The index can be created using the following syntax.

sql
CREATE INDEX ON t USING vchordrq (embedding vector_l2_ops) WITH (options = $$
build.external.table = 'public.t_build'
$$);

Format

The table that stores the partition information must strictly follow the following schema:

  • The first column must be id. Its type is integer. It must not be null. It must be unique.
  • The second column must be parent. Its type is integer. It could not be null.
  • The third column must be vector. Its type is vector. It must not be null. halfvec or other types are not supported yet.

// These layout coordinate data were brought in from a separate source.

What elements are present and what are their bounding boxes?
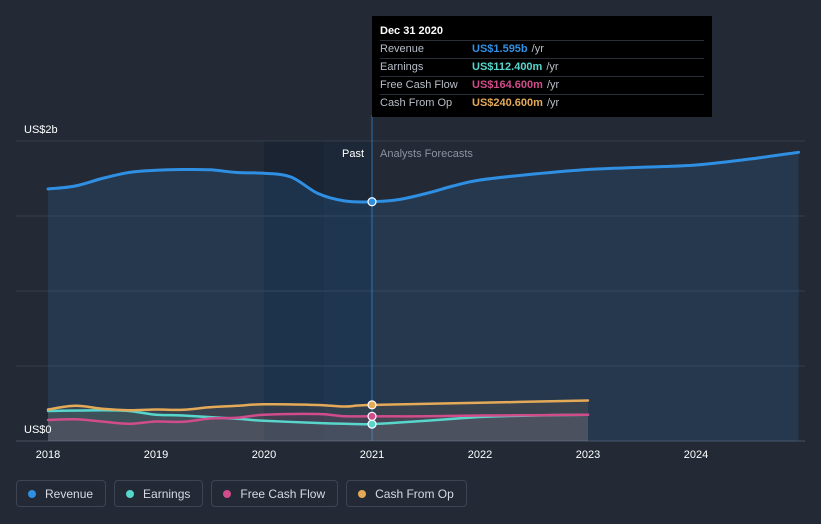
tooltip-series-value: US$240.600m	[472, 97, 543, 109]
tooltip-series-name: Earnings	[380, 61, 424, 73]
legend-item-revenue[interactable]: Revenue	[16, 480, 107, 507]
forecast-region-label: Analysts Forecasts	[380, 148, 473, 160]
legend-label: Cash From Op	[375, 486, 454, 501]
tooltip-row: Revenue US$1.595b/yr	[380, 40, 704, 58]
legend-label: Free Cash Flow	[240, 486, 326, 501]
tooltip-row: Free Cash Flow US$164.600m/yr	[380, 76, 704, 94]
tooltip-series-unit: /yr	[531, 43, 544, 55]
tooltip-series-unit: /yr	[546, 97, 560, 109]
tooltip-series-value: US$1.595b	[472, 43, 528, 55]
x-tick-label: 2018	[36, 449, 60, 461]
legend-dot-icon	[28, 489, 36, 498]
free-cash-flow-area	[48, 413, 588, 441]
revenue-area	[48, 152, 799, 442]
free-cash-flow-line	[46, 412, 590, 426]
legend-dot-icon	[223, 489, 232, 498]
x-tick-label: 2021	[360, 449, 384, 461]
free-cash-flow-highlight-point	[367, 411, 377, 421]
tooltip-date: Dec 31 2020	[380, 25, 443, 37]
legend-label: Earnings	[143, 486, 191, 501]
x-tick-label: 2024	[684, 449, 708, 461]
cash-from-op-highlight-point	[367, 400, 377, 410]
x-tick-label: 2019	[144, 449, 168, 461]
y-axis-bottom-label: US$0	[24, 424, 52, 436]
legend-item-free-cash-flow[interactable]: Free Cash Flow	[211, 480, 339, 507]
past-region-label: Past	[342, 148, 364, 160]
cash-from-op-line	[46, 399, 590, 412]
tooltip-series-value: US$112.400m	[472, 61, 543, 73]
tooltip-row: Earnings US$112.400m/yr	[380, 58, 704, 76]
tooltip-series-name: Cash From Op	[380, 97, 453, 109]
tooltip-series-unit: /yr	[546, 79, 560, 91]
chart-plot: US$2b US$0 Past Analysts Forecasts 2018 2…	[16, 115, 805, 461]
x-tick-label: 2023	[576, 449, 600, 461]
chart-legend: Revenue Earnings Free Cash Flow Cash From O…	[16, 480, 467, 507]
tooltip-row: Cash From Op US$240.600m/yr	[380, 94, 704, 112]
tooltip-series-name: Revenue	[380, 43, 425, 55]
y-axis-top-label: US$2b	[24, 124, 58, 136]
legend-dot-icon	[358, 489, 367, 498]
legend-label: Revenue	[45, 486, 94, 501]
earnings-highlight-point	[367, 419, 377, 429]
legend-item-cash-from-op[interactable]: Cash From Op	[346, 480, 467, 507]
revenue-line	[46, 150, 801, 204]
earnings-area	[48, 410, 588, 441]
x-tick-label: 2020	[252, 449, 276, 461]
x-tick-label: 2022	[468, 449, 492, 461]
tooltip-series-name: Free Cash Flow	[380, 79, 458, 91]
tooltip-series-unit: /yr	[546, 61, 559, 73]
tooltip-series-value: US$164.600m	[472, 79, 543, 91]
data-tooltip: Dec 31 2020 Revenue US$1.595b/yr Earnings U…	[372, 16, 712, 117]
revenue-highlight-point	[367, 197, 377, 207]
legend-dot-icon	[126, 489, 135, 498]
legend-item-earnings[interactable]: Earnings	[114, 480, 204, 507]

Logically, this forms a tree. The distance from the root to each leaf must be the same.

If any of the above properties are not satisfied, an error will be reported.

Partitioning

To get started, here is a minimal code example for performing partitioning using faiss.

python
from typing import List
from faiss import Kmeans
import numpy

def partition(
    samples: List[numpy.Array[float]], lists: List[int]
) -> List[numpy.Array[float]]:
    dim = dataset.shape[1]
    results = []
    for i in range(len(lists) + 1):
        kmeans = Kmeans(
            dim,
            lists[len(lists) - 1 - i] if len(lists) - 1 - i >= 0 else 1,
            gpu=False,
            verbose=True,
            niter=10,
            seed=42,
            spherical=False,
        )
        kmeans.train(samples)
        results.push(kmeans.centroids)
        samples = kmeans.centroids
    return results

This computes the generators of all Voronoi cells across different levels. The parent-child relationships in the tree are determined by computing the shortest distances, but the details are omitted here. Any algorithm capable of generating multi-level Voronoi cells can be used, such as spherical K-means, balanced K-means or GPU K-means.